Page:Goncourt - Journal, t4, 1892.djvu/27

Le texte de cette page a été corrigé et est conforme au fac-similé.

Dimanche 14 août. — Triste de la mort de mon frère, triste du sort de la patrie, je ne puis tenir chez moi, j’ai besoin de dîner dans une maison amie, et je vais un peu à l’aventure, demander à dîner chez Charles Edmond.

Je trouve dans la maison de Bellevue, prêts à se mettre à table, Berthelot et Nubar Pacha, un Européen, auquel le long séjour en Égypte a donné comme une conformation de tête orientale, et dans le masque fin et diplomatique duquel le rire montre quelquefois les dents blanches d’un sauvage. On cause de nos revers, et Berthelot, que notre humiliation vis-à-vis de l’Europe a rendu malade et éloquent, véritablement éloquent, parle, avec une voix éteinte, de l’impéritie générale, du favoritisme, de la diminution des hommes par le pouvoir personnel.

Nubar Pacha, lui, nous entretient de l’impitoyabilité du gouvernement avec les faibles. Il dit les larmes, les vraies larmes qu’il a versées à trente-neuf ans, à la suite d’une entrevue avec notre ministre des Affaires étrangères, à propos des exigences de la France, exigences, affirme-t-il, qui ont fait toute la dette de l’Égypte.

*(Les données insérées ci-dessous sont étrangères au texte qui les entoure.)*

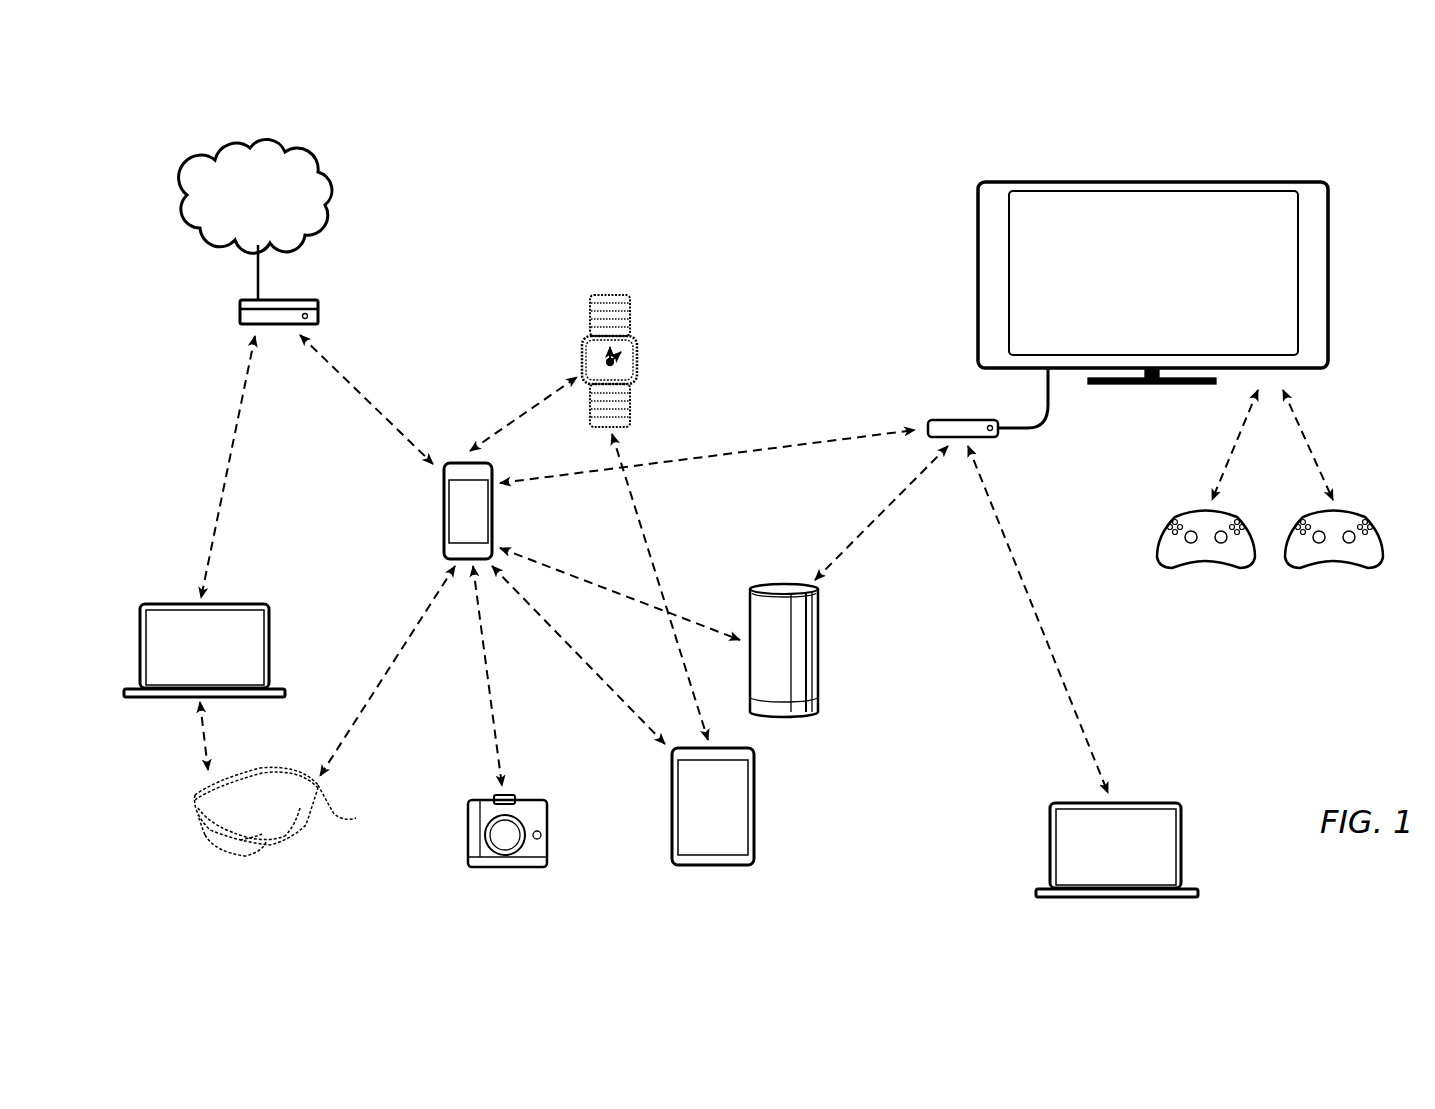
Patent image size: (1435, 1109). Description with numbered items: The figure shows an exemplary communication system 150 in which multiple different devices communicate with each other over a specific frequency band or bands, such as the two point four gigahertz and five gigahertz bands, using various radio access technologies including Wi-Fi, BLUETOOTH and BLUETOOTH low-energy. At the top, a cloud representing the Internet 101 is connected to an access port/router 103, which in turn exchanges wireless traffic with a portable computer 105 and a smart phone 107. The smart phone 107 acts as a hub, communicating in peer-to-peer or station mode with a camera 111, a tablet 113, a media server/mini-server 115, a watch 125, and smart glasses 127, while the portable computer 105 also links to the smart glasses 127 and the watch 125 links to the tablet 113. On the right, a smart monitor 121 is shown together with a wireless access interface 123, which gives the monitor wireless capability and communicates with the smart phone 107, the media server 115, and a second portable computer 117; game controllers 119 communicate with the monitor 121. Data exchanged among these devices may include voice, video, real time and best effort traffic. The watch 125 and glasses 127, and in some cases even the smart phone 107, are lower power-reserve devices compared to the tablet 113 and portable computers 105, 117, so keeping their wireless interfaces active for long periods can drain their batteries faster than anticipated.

The Internet 101 is at (330, 200).
The access port/router 103 is at (318, 305).
The portable computer 105 is at (269, 635).
The smart phone 107 is at (444, 517).
The camera 111 is at (468, 832).
The tablet 113 is at (672, 808).
The media server/mini-server 115 is at (818, 658).
The portable computer 117 is at (1050, 847).
The game controller 119 is at (1156, 548).
The smart monitor 121 is at (978, 265).
The wireless access interface 123 is at (952, 420).
The watch 125 is at (640, 358).
The smart glasses 127 is at (212, 852).
The system 150 is at (1362, 114).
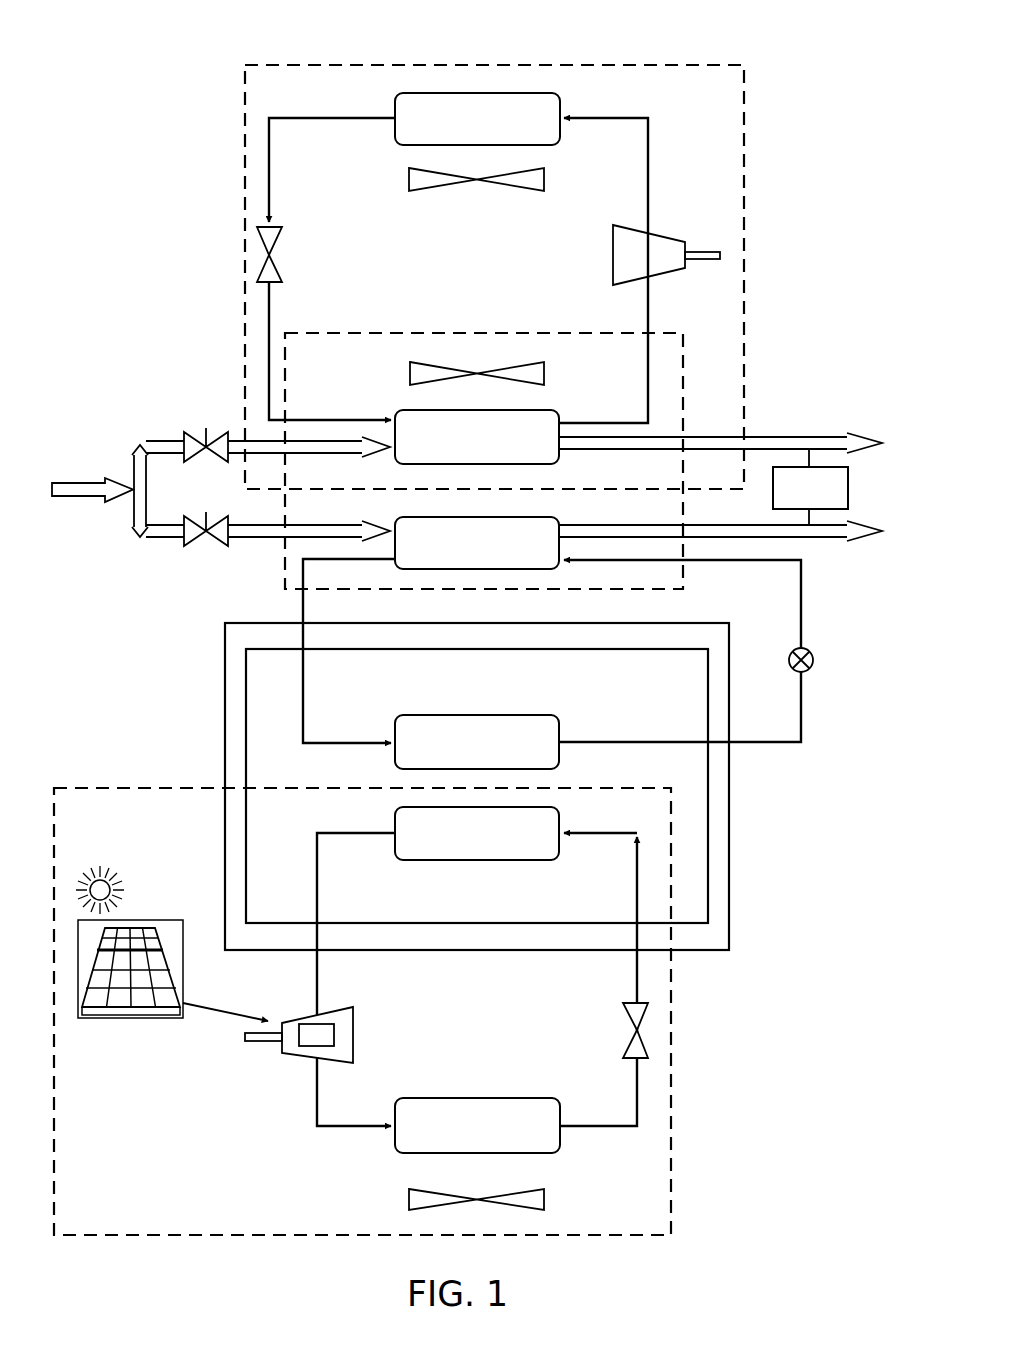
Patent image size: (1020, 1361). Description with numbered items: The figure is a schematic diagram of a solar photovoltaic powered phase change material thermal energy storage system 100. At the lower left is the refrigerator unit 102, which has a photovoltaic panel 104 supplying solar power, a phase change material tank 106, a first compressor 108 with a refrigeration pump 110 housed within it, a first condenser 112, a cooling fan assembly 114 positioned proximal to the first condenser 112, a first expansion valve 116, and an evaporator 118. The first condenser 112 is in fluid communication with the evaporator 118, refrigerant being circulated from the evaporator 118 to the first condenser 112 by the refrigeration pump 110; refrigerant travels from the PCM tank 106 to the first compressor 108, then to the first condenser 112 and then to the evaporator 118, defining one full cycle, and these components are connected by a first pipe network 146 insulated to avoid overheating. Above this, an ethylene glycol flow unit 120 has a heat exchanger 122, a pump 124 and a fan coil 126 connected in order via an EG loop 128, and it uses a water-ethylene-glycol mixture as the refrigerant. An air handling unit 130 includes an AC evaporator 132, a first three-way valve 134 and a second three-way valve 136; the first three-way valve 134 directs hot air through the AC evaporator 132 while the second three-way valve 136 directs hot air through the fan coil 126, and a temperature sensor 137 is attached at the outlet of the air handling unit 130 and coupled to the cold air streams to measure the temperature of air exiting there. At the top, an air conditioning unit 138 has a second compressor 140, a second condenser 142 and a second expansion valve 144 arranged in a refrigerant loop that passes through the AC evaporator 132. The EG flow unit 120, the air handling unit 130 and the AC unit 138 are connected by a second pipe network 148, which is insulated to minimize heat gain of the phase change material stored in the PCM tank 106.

The system 100 is at (168, 44).
The refrigerator unit 102 is at (672, 1096).
The photovoltaic panel 104 is at (120, 996).
The phase change material tank 106 is at (720, 895).
The first compressor 108 is at (352, 1020).
The refrigeration pump 110 is at (326, 1036).
The first condenser 112 is at (457, 1136).
The cooling fan assembly 114 is at (540, 1200).
The first expansion valve 116 is at (630, 1012).
The evaporator 118 is at (457, 844).
The ethylene glycol flow unit 120 is at (825, 736).
The heat exchanger 122 is at (457, 753).
The pump 124 is at (813, 660).
The fan coil 126 is at (457, 554).
The EG loop 128 is at (802, 612).
The air handling unit 130 is at (684, 385).
The AC evaporator 132 is at (457, 448).
The first three-way valve 134 is at (190, 443).
The second three-way valve 136 is at (190, 540).
The temperature sensor 137 is at (790, 500).
The air conditioning unit 138 is at (745, 142).
The second compressor 140 is at (617, 258).
The second condenser 142 is at (457, 129).
The second expansion valve 144 is at (277, 238).
The first pipe network 146 is at (292, 1098).
The second pipe network 148 is at (258, 350).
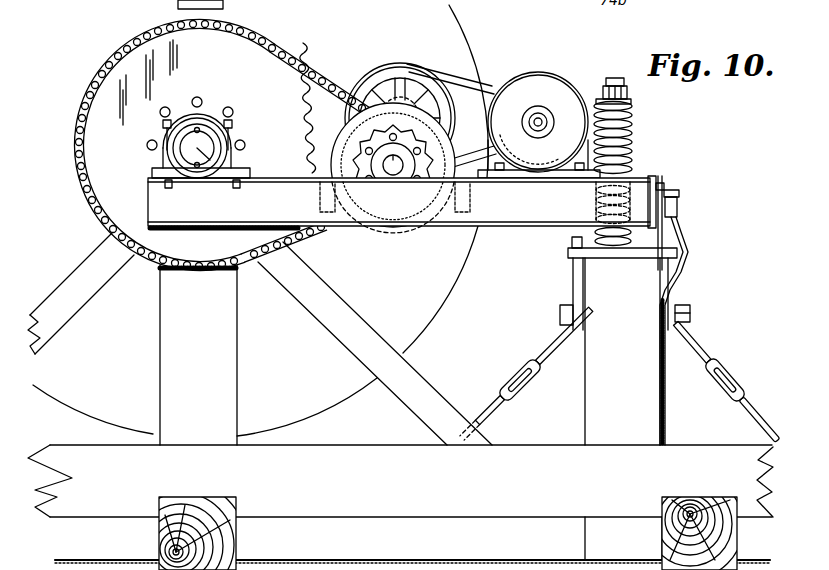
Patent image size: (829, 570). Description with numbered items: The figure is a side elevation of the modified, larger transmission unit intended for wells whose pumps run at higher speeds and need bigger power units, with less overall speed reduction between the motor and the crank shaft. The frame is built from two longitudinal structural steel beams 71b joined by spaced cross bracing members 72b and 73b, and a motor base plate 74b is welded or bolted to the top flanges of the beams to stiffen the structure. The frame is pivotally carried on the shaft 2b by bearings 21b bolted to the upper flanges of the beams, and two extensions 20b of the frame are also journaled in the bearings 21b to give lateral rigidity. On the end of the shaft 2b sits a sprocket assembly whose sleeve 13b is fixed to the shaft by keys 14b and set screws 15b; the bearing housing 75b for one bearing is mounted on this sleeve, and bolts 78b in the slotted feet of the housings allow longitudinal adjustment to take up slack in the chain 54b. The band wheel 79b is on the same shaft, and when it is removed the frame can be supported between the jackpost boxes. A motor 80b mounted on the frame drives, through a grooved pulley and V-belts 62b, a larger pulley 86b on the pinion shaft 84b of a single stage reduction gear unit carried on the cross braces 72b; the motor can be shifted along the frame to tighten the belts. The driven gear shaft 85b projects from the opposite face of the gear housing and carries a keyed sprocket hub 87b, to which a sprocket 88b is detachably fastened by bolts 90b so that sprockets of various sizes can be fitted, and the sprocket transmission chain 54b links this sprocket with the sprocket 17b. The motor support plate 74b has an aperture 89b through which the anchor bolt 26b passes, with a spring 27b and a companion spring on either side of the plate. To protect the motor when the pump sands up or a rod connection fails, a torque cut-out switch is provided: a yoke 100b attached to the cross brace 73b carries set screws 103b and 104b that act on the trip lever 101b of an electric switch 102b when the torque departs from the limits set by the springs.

The shaft 2b is at (207, 153).
The sleeve 13b is at (194, 168).
The keys 14b is at (196, 118).
The set screws 15b is at (199, 117).
The sprocket 17b is at (143, 63).
The extensions 20b is at (235, 7).
The bearings 21b is at (150, 122).
The anchor bolt 26b is at (620, 78).
The spring 27b is at (636, 131).
The sprocket transmission chain 54b is at (78, 127).
The belt 62b is at (463, 80).
The longitudinal structural steel beams 71b is at (520, 213).
The cross bracing members 72b is at (317, 208).
The cross bracing members 73b is at (472, 208).
The motor base plate 74b is at (568, 178).
The bearing housing 75b is at (238, 165).
The bolts 78b is at (250, 170).
The band wheel 79b is at (313, 400).
The motor 80b is at (567, 88).
The pinion shaft 84b is at (402, 108).
The gear shaft 85b is at (396, 172).
The pulley 86b is at (387, 72).
The sprocket hub 87b is at (383, 178).
The sprocket 88b is at (365, 172).
The aperture 89b is at (652, 177).
The bolts 90b is at (430, 142).
The yoke 100b is at (658, 186).
The trip lever 101b is at (677, 200).
The electric switch 102b is at (680, 205).
The set screw 103b is at (664, 192).
The set screw 104b is at (682, 218).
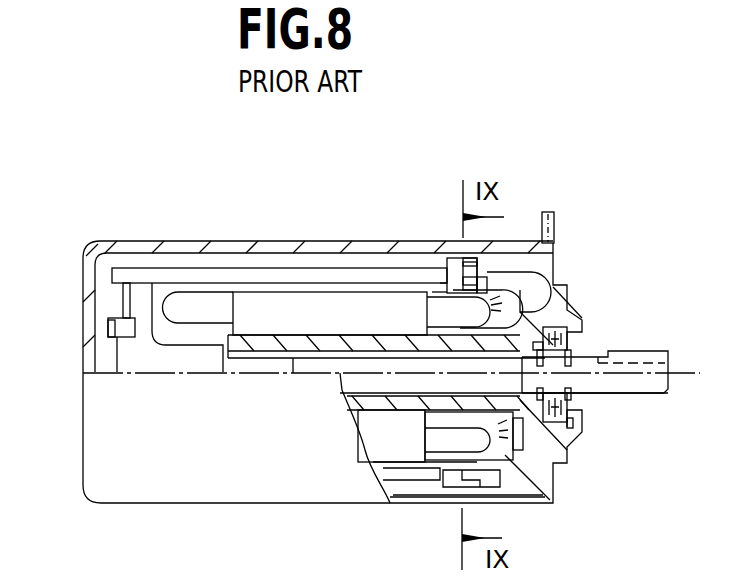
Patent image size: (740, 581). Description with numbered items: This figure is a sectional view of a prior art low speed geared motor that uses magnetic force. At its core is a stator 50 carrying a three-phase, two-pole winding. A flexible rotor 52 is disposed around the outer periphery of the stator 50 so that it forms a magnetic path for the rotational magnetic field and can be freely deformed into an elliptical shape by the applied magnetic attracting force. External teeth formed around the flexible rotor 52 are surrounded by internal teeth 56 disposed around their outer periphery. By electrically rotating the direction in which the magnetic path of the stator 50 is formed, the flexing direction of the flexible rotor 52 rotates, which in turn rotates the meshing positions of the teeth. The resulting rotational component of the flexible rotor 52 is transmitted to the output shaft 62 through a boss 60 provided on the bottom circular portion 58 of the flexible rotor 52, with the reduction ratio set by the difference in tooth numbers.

Puis il interroge Berthelot sur la race égyptienne, et il lui demande de quelle malédiction elle est frappée ? Pourquoi elle n’est pas perfectible ? Pourquoi les fils de fellahs sont inférieurs aux fellahs ? Pourquoi le jeune Égyptien, qui apprend avec plus de rapidité que le jeune Européen, est arrêté, à quatorze ans, dans son développement intellectuel ?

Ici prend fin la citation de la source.